The official response from the speakers office to the McCall-Pitts alliance is that nothing has changed. I just talked to a former member who had talked to a current Craddick pledge, and the message the member had gotten from Craddick was, “It’s not true, don’t worry, we have 83 votes.”

And that is what the Craddick forces ought to say. Their message should be: “This is all smoke and mirrors, it’s a desperate attempt to stampede members into switching to Pitts/McCall, and they don’t have the votes.” And, while I think that Pitts and McCall are straight-up guys, and Craddick is drawn to the dark arts of politics, ambition has been known to do strange things to good people, and members at least ought to consider that the McCall-Pitts alliance is a play to create a stampede.

Why would they make the play now? Because time is not on their side. Craddick and his spokespeople have been saying for days that McCall should lay out his votes. The longer he went without doing it, the more it would be interpreted by fence sitters as a sign of weakness. I don’t think he could have held out until next Tuesday without losing pledges. If, as an article on the American Statesman web site suggests, McCall has only 70 pledges, that is at least seven less than his supporters were claiming a few days ago. Thus the alliance with Pitts, who claims to have 20–and most of them had to have come from Craddick’s 83. We’re all operating in the dark here, but this thing is coming to a head, and by 4:30 tomorrow afternoon we will know Tom Craddick’s fate. I think it’s 2 to 1 that he’s gone.

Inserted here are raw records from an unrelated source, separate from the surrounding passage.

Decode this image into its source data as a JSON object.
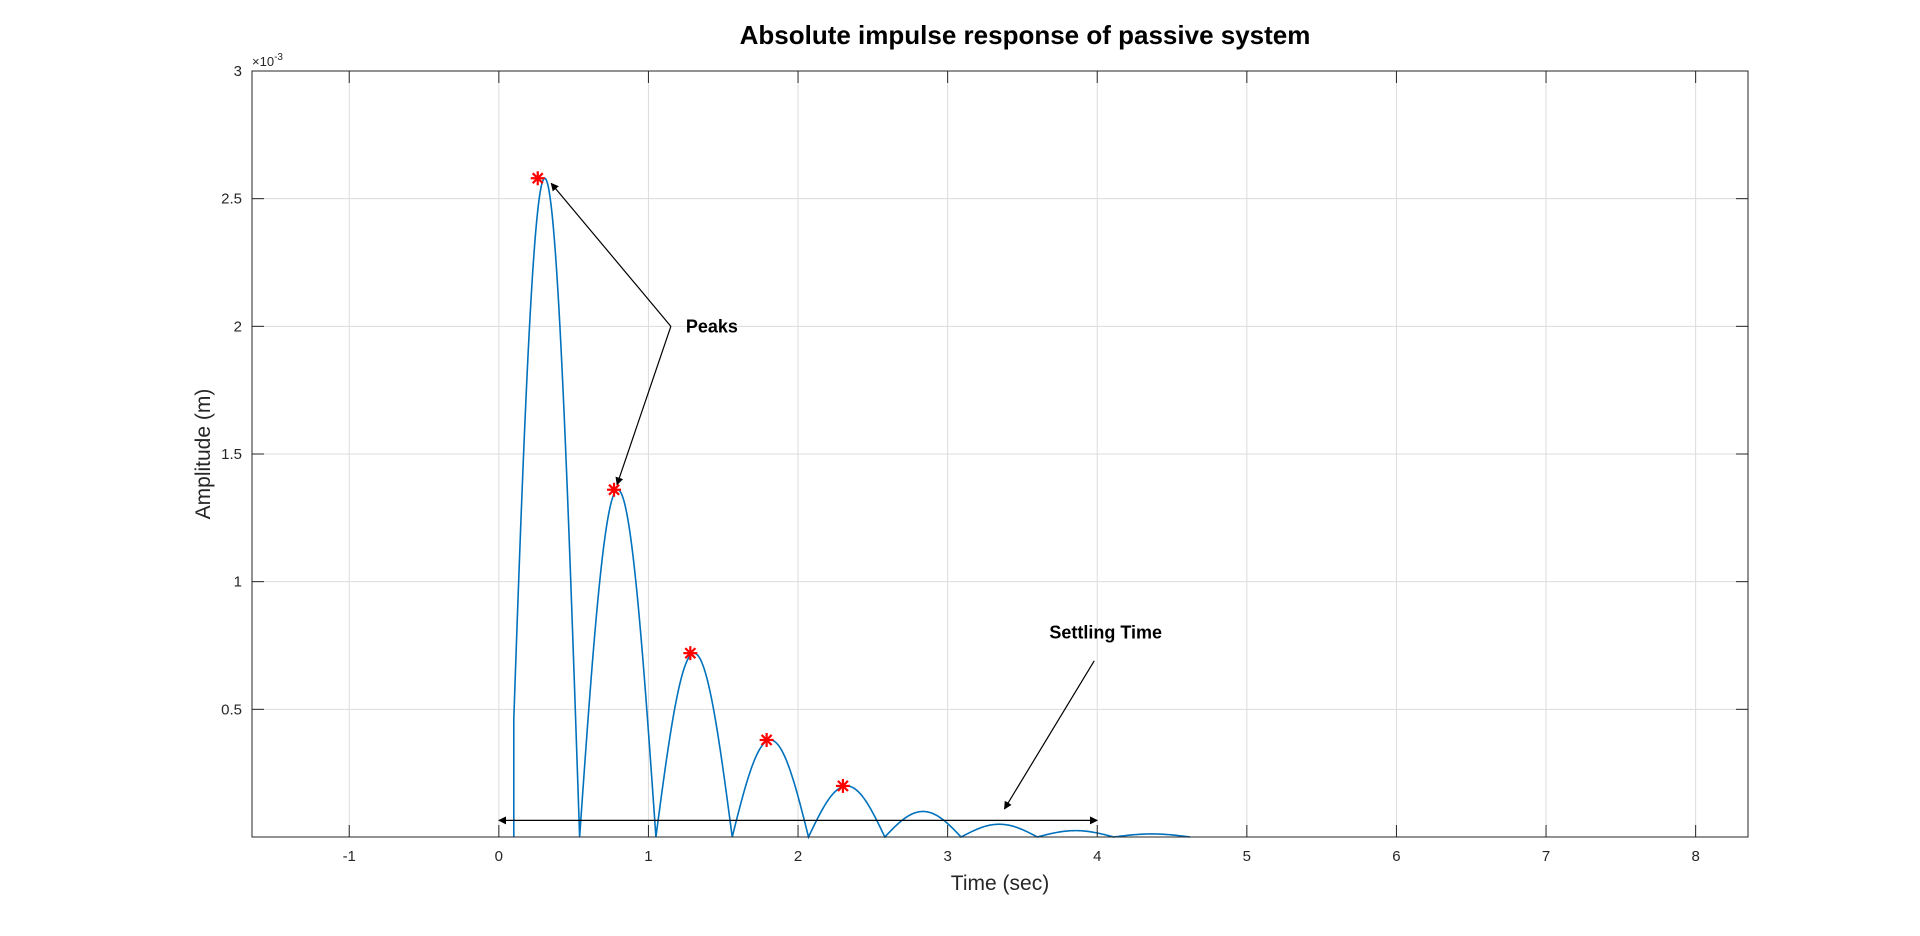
{
  "chart_data": {
    "type": "line",
    "title": "Absolute impulse response of passive system",
    "xlabel": "Time (sec)",
    "ylabel": "Amplitude (m)",
    "y_exponent": "×10",
    "y_exponent_power": "-3",
    "xlim": [
      -1.65,
      8.35
    ],
    "ylim": [
      0,
      3.0
    ],
    "x_ticks": [
      -1,
      0,
      1,
      2,
      3,
      4,
      5,
      6,
      7,
      8
    ],
    "x_tick_labels": [
      "-1",
      "0",
      "1",
      "2",
      "3",
      "4",
      "5",
      "6",
      "7",
      "8"
    ],
    "y_ticks": [
      0.5,
      1,
      1.5,
      2,
      2.5,
      3
    ],
    "y_tick_labels": [
      "0.5",
      "1",
      "1.5",
      "2",
      "2.5",
      "3"
    ],
    "grid": true,
    "series": [
      {
        "color": "#0072BD",
        "start_x": 0.1,
        "lobes": [
          {
            "start": 0.1,
            "end": 0.54,
            "peak_x": 0.26,
            "peak": 2.58
          },
          {
            "start": 0.54,
            "end": 1.05,
            "peak_x": 0.77,
            "peak": 1.36
          },
          {
            "start": 1.05,
            "end": 1.56,
            "peak_x": 1.28,
            "peak": 0.72
          },
          {
            "start": 1.56,
            "end": 2.07,
            "peak_x": 1.79,
            "peak": 0.38
          },
          {
            "start": 2.07,
            "end": 2.58,
            "peak_x": 2.3,
            "peak": 0.2
          },
          {
            "start": 2.58,
            "end": 3.09,
            "peak_x": 2.81,
            "peak": 0.1
          },
          {
            "start": 3.09,
            "end": 3.6,
            "peak_x": 3.32,
            "peak": 0.05
          },
          {
            "start": 3.6,
            "end": 4.11,
            "peak_x": 3.83,
            "peak": 0.025
          },
          {
            "start": 4.11,
            "end": 4.62,
            "peak_x": 4.34,
            "peak": 0.012
          }
        ]
      }
    ],
    "peaks": {
      "color": "#FF0000",
      "x": [
        0.26,
        0.77,
        1.28,
        1.79,
        2.3
      ],
      "y": [
        2.58,
        1.36,
        0.72,
        0.38,
        0.2
      ]
    },
    "annotations": {
      "peaks_label": "Peaks",
      "peaks_label_pos": {
        "x": 1.25,
        "y": 2.0
      },
      "peaks_arrows": [
        {
          "from": {
            "x": 1.15,
            "y": 2.0
          },
          "to": {
            "x": 0.35,
            "y": 2.56
          }
        },
        {
          "from": {
            "x": 1.15,
            "y": 2.0
          },
          "to": {
            "x": 0.79,
            "y": 1.38
          }
        }
      ],
      "settling_label": "Settling Time",
      "settling_label_pos": {
        "x": 3.68,
        "y": 0.8
      },
      "settling_arrow": {
        "from": {
          "x": 3.98,
          "y": 0.69
        },
        "to": {
          "x": 3.38,
          "y": 0.11
        }
      },
      "settling_span": {
        "x1": 0.0,
        "x2": 4.0,
        "y": 0.065
      }
    }
  }
}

A lobbyist just called–a very canny guy who knows better than to get anywhere near the speakers race–and he told me, “Here’s a sure sign. Clients are calling lobbyists and wanting to know who is close to Pitts. I think it’s a done deal, and the other members have until tomorrow to get on board.”

Even if it turns out that Pitts has 90 votes, though, I wouldn’t bet that the speakers race is over. The Craddick team may still try Plan B, which would be to (a) dump Craddick and (b) endorse Jim Keffer. If the rationale of Pitts’ candidacy was to split Craddick’s Republicans, the rationale of Keffers’ candidacy would be to split Pitts’ Democrats that he inherited from McCall. Suddenly we would have a speakers race in which neither of the original candidates, Craddick and McCall, were involved. Isn’t politics amazing? Don’t you love it? But if the stampede occurs, I don’t think Plan B works.

I suspect that McCall and Pitts may have been in cahoots all along, playing rope-a-dope with Craddick. Craddick had every reason to be confident: McCall couldn’t win because he had too many Democrats and Pitts couldn’t win because he entered the race too late. The idea that they could join forces, and perhaps had already joined forces, may never have occurred to the Craddick strategists. We’ll know tomorrow. It’s put up or shut up time.